General Discussion
In reply to the discussion: The CDC's big mistake re: Vinson's flight was its reaction to the media [View all]Yo_Mama
(8,303 posts)But neither of us was involved in the decision-making process.
I don't think she should have been on that flight. I think the proper procedure would have been to direct her to a well-equpped hospital locally, warn the hospital, and then hold her in isolation until she got the WHO-recommended two negative tests 48 hours apart. Which she would not have gotten. Once the first nurse was known positive, that was, to my mind, the only possible correct procedure.
I have, and a lot of people have, been agitating for a slightly more serious standard since early September, long before Mr. Duncan ever showed up at that hospital.
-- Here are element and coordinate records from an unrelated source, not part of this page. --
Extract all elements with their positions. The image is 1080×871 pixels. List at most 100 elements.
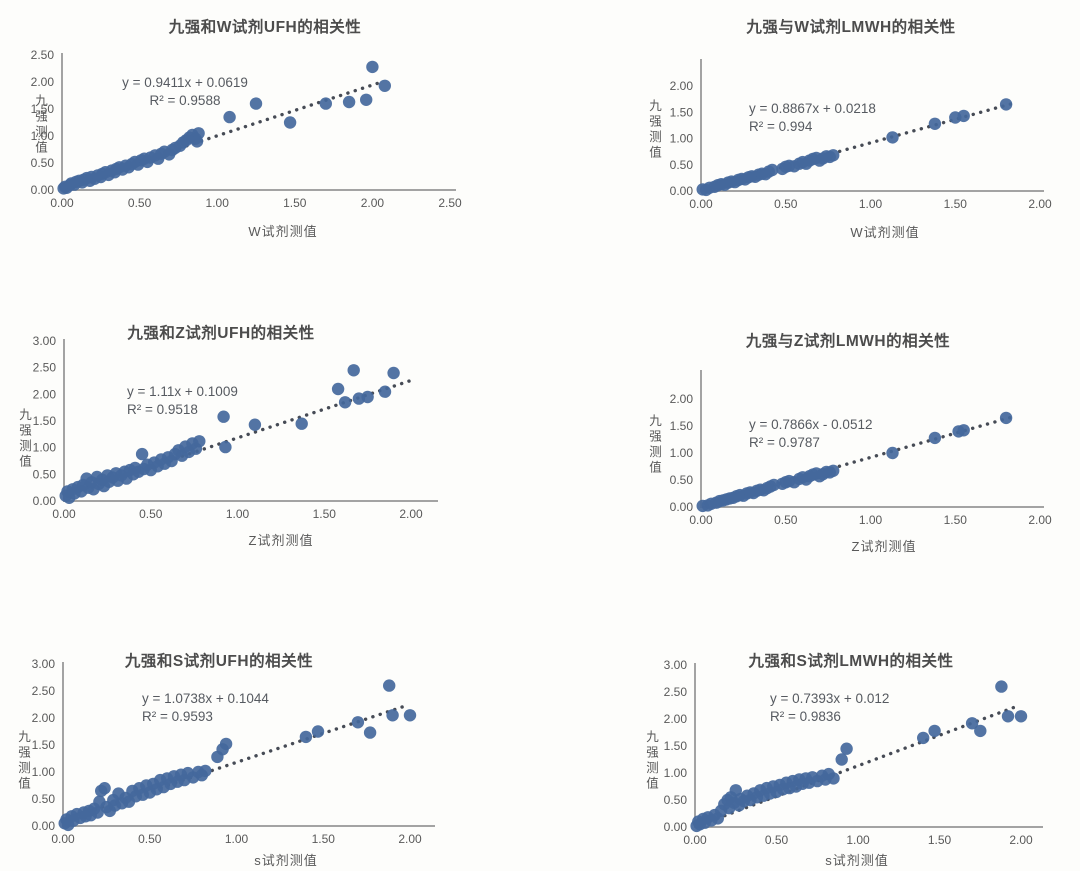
data-point (999, 98, 1013, 111)
data-point (219, 737, 233, 751)
equation-line: y = 0.8867x + 0.0218 (749, 101, 876, 116)
data-point (299, 730, 313, 744)
y-tick-label: 2.00 (670, 79, 694, 93)
data-point (223, 110, 236, 124)
trendline-equation: y = 1.11x + 0.1009 R² = 0.9518 (127, 383, 238, 419)
chart-title: 九强和S试剂LMWH的相关性 (748, 652, 954, 670)
y-tick-label: 1.00 (664, 766, 688, 780)
y-axis-title: 九强测值 (647, 99, 661, 161)
chart-title: 九强和Z试剂UFH的相关性 (127, 324, 315, 342)
x-axis-title: Z试剂测值 (851, 539, 917, 554)
y-tick-label: 0.00 (664, 820, 688, 834)
y-tick-label: 2.00 (33, 387, 57, 401)
trendline-equation: y = 1.0738x + 0.1044 R² = 0.9593 (142, 690, 269, 726)
data-point (217, 410, 230, 423)
data-point (387, 366, 400, 380)
y-tick-label: 2.50 (664, 685, 688, 699)
data-point (1014, 710, 1028, 723)
x-tick-label: 0.50 (128, 196, 152, 210)
y-tick-label: 1.00 (670, 446, 694, 460)
data-point (366, 60, 379, 74)
trendline (71, 704, 407, 819)
equation-line: y = 1.0738x + 0.1044 (142, 691, 269, 706)
scatter-plot-z-lmwh: 0.00 0.50 1.00 1.50 2.00 0.00 0.50 1.00 1.50 2.00 (670, 370, 1052, 527)
y-tick-label: 2.00 (670, 392, 694, 406)
y-tick-label: 2.50 (31, 48, 55, 62)
y-tick-label: 1.00 (33, 441, 57, 455)
scatter-plot-s-ufh: 0.00 0.50 1.00 1.50 2.00 2.50 3.00 0.00 0.50 1.00… (32, 657, 435, 846)
y-tick-label: 2.50 (32, 684, 56, 698)
y-tick-label: 0.00 (670, 500, 694, 514)
y-tick-label: 1.50 (33, 414, 57, 428)
y-axis-title: 九强测值 (33, 94, 47, 156)
data-points (58, 679, 417, 832)
y-tick-label: 3.00 (32, 657, 56, 671)
trendline (70, 378, 413, 495)
x-tick-label: 0.50 (139, 507, 163, 521)
y-tick-label: 0.00 (33, 494, 57, 508)
y-tick-label: 0.50 (32, 792, 56, 806)
data-point (378, 79, 391, 93)
scatter-plot-w-ufh: 0.00 0.50 1.00 1.50 2.00 2.50 0.00 0.50 1.00 1.50… (31, 48, 462, 210)
scatter-plot-w-lmwh: 0.00 0.50 1.00 1.50 2.00 0.00 0.50 1.00 1.50 2.00 (670, 59, 1052, 211)
x-tick-label: 1.50 (944, 513, 968, 527)
y-tick-label: 2.00 (32, 711, 56, 725)
data-point (840, 742, 853, 755)
data-points (690, 680, 1028, 833)
r-squared-line: R² = 0.9588 (149, 93, 221, 108)
y-tick-label: 1.50 (31, 102, 55, 116)
x-tick-label: 2.50 (438, 196, 462, 210)
x-tick-label: 1.00 (846, 833, 870, 847)
data-point (827, 772, 840, 785)
data-point (827, 464, 840, 477)
y-tick-label: 1.00 (32, 765, 56, 779)
chart-s-ufh: 0.00 0.50 1.00 1.50 2.00 2.50 3.00 0.00 0.50 1.00… (0, 580, 540, 871)
y-tick-label: 1.00 (31, 129, 55, 143)
y-tick-label: 1.50 (670, 105, 694, 119)
data-point (311, 725, 325, 738)
y-tick-label: 1.00 (670, 132, 694, 146)
y-axis-title: 九强测值 (644, 730, 658, 792)
data-point (957, 424, 970, 437)
x-tick-label: 2.00 (1028, 513, 1052, 527)
scatter-plot-z-ufh: 0.00 0.50 1.00 1.50 2.00 2.50 3.00 0.00 0.50 1.00… (33, 334, 438, 521)
r-squared-line: R² = 0.9836 (770, 709, 841, 724)
chart-z-ufh: 0.00 0.50 1.00 1.50 2.00 2.50 3.00 0.00 0.50 1.00… (0, 290, 540, 580)
data-point (917, 731, 930, 745)
x-tick-label: 1.50 (313, 507, 337, 521)
chart-s-lmwh: 0.00 0.50 1.00 1.50 2.00 2.50 3.00 0.00 0.50 1.00… (540, 580, 1080, 871)
y-tick-label: 1.50 (32, 738, 56, 752)
chart-w-ufh: 0.00 0.50 1.00 1.50 2.00 2.50 0.00 0.50 1.00 1.50… (0, 0, 540, 290)
data-point (363, 726, 377, 739)
data-point (928, 117, 942, 130)
x-axis-title: s试剂测值 (254, 853, 318, 868)
y-tick-label: 0.50 (31, 156, 55, 170)
equation-line: y = 0.9411x + 0.0619 (122, 75, 248, 90)
trendline-equation: y = 0.7866x - 0.0512 R² = 0.9787 (749, 416, 872, 452)
data-point (835, 753, 848, 766)
y-tick-label: 1.50 (670, 419, 694, 433)
x-tick-label: 1.00 (859, 197, 883, 211)
chart-title: 九强和S试剂UFH的相关性 (124, 652, 314, 670)
y-tick-label: 0.50 (670, 158, 694, 172)
chart-w-lmwh: 0.00 0.50 1.00 1.50 2.00 0.00 0.50 1.00 1.50 2.00… (540, 0, 1080, 290)
x-tick-label: 1.00 (206, 196, 230, 210)
chart-title: 九强与W试剂LMWH的相关性 (746, 18, 956, 36)
data-point (928, 431, 942, 445)
x-tick-label: 2.00 (1028, 197, 1052, 211)
data-point (331, 382, 345, 396)
data-point (319, 97, 332, 110)
y-axis-title: 九强测值 (647, 414, 661, 476)
data-point (295, 417, 308, 430)
y-tick-label: 0.50 (664, 793, 688, 807)
x-tick-label: 1.50 (283, 196, 307, 210)
data-point (135, 447, 149, 461)
data-point (886, 446, 899, 460)
y-tick-label: 0.50 (670, 473, 694, 487)
x-tick-label: 0.00 (689, 197, 713, 211)
x-tick-label: 0.00 (50, 196, 74, 210)
chart-z-lmwh: 0.00 0.50 1.00 1.50 2.00 0.00 0.50 1.00 1.50 2.00… (540, 290, 1080, 580)
data-point (248, 418, 262, 431)
x-tick-label: 2.00 (398, 832, 422, 846)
In late August, CDC revealed that they had had 57 or 58 requests for Ebola testing and that they had actually tested only 7 or eight times. So, I just don't want to hear the nurse blamed for this. It is not at all clear to me that if the nurse had gone to a local hospital that the CDC would have tested her. They might have told her just to go, and then I guess she could have hung out at a local motel until she got really sick.
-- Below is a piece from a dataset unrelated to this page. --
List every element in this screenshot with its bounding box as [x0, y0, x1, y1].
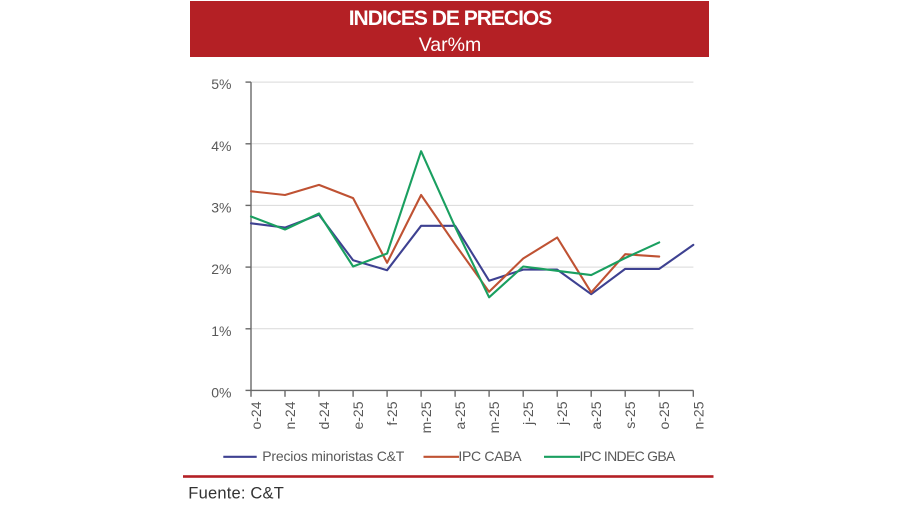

Maybe a state authority would have argued it out and gotten a test, but her symptoms were unclear and doctors have been asking for tests and not getting them, so to me this is just one more in the long line of "mistakes will happen". It could have happened long before now.
Here is the current CDC guidance from their website. Note that there is no monitoring recommendation whatsoever for HCW who were exposed to patients while wearing PPE:
http://www.cdc.gov/vhf/ebola/hcp/infection-prevention-and-control-recommendations.html
Not report to work or should immediately stop working
Notify their supervisor
Seek prompt medical evaluation and testing
Notify local and state health departments
Comply with work exclusion until they are deemed no longer infectious to others
For asymptomatic HCP who had an unprotected exposure (i.e. not wearing recommended PPE at the time of patient contact or through direct contact to blood or body fluids) to a patient with Ebola HF
Should receive medical evaluation and follow-up care including fever monitoring twice daily for 21 days after the last known exposure.
Hospitals should consider policies ensuring twice daily contact with exposed personnel to discuss potential symptoms and document fever checks
May continue to work while receiving twice daily fever checks, based upon hospital policy and discussion with local, state, and federal public health authorities.
That is all. She did not even fall into that last risk category. She was considered extremely low-risk, and was indeed qualified to fly under CDC guidelines.